Explanations of the Actors and Use Cases

student: A student who will take quizzes, and maybe also create and edit quizzes for his/her own use
teacher: A teacher who will create and edit quizzes for students to take. A teacher might take a quiz to check it, so it wouldn't be wrong to add a connection from teacher to "take quiz", but we've taken the view that a teacher taking a quiz is temporarily acting the role of a student.

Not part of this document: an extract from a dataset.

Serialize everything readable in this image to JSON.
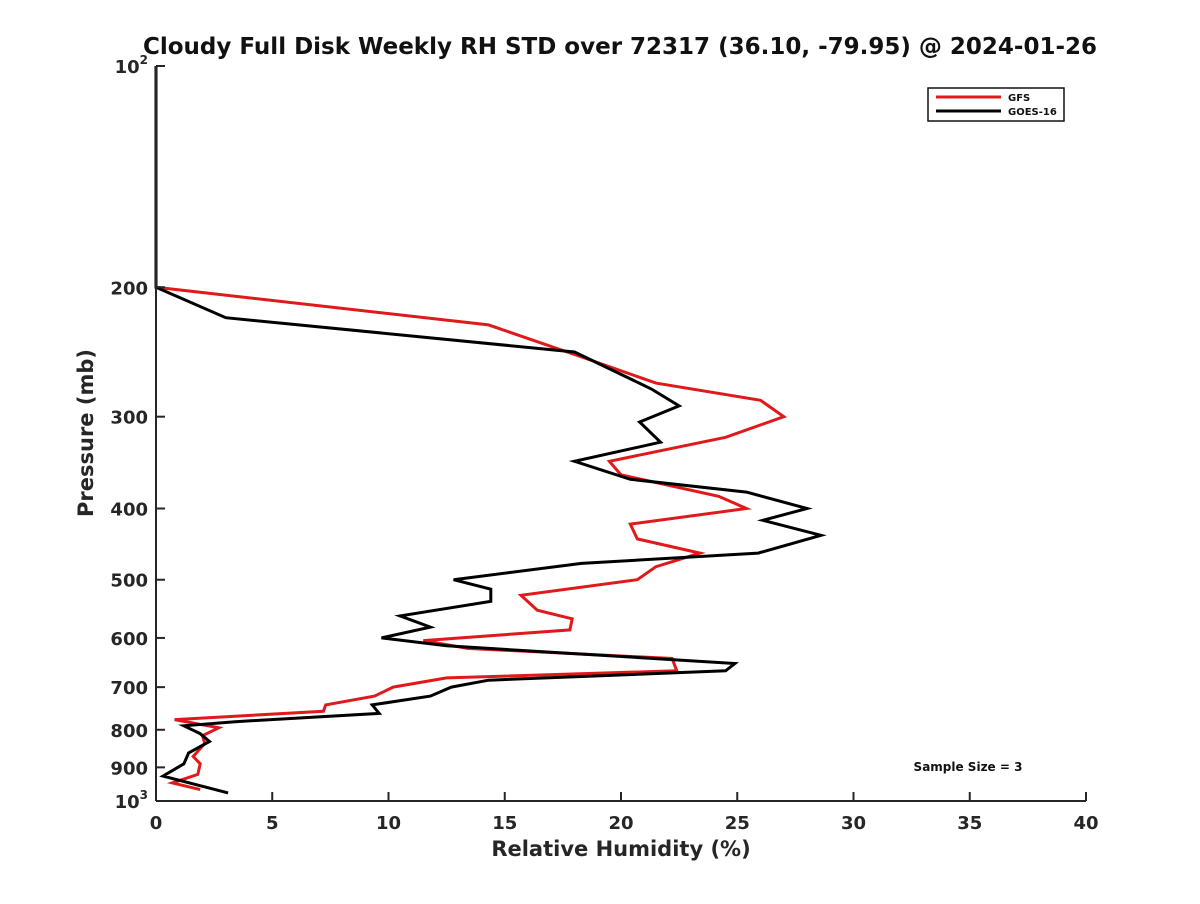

open quiz file: reads a quiz file and stores the questions internally
take quiz: student takes the quiz, receives a score, and optionally repeats questions that were missed
answer a question: student answers a single question
answer multiple-choice question: student chooses the correct answer from a list
answer short answer question: student types in an answer
answer true/false question: student choose "true" or "false"
view feedback for a question: student is told whether her answer was correct or incorrect and is shown the correct answer in case of an incorrect answer to a multiple-choice or true/false question
view score for quiz: program displays the number of correct answers after the user has taken a quiz
edit quiz: make changes to the quiz currently stored internally
add question: add a question to the quiz currently stored internally
delete question: delete a question from the quiz currently stored internally
modify question: change a question in the quiz currently stored internally
change question text: change the text of a question in the quiz -- i.e. the string that is shown when asking the question
change correct answer: change the correct answer that is stored for a question and used to judge whether a user's answer is correct
add or delete item from multiple choice list: add or delete one of the choices for a multiple choice question

Note: The amount of detail you put into a use case diagram like this can vary. As an example, we could have broken down "add question" further into a use case for each of the three types of questions, since each will probably require a different dialog and procedure. In the other direction, we could have stopped at "modify question" and refrained from breaking it down any further. Either of these would have been acceptable. The exact amount of detail is a matter of taste and would depend on the situation. However, if your use cases are too vague you may lose points for not being thorough enough. For example, "edit quiz" is too general and should be broken down to specify what kinds of edits can be made.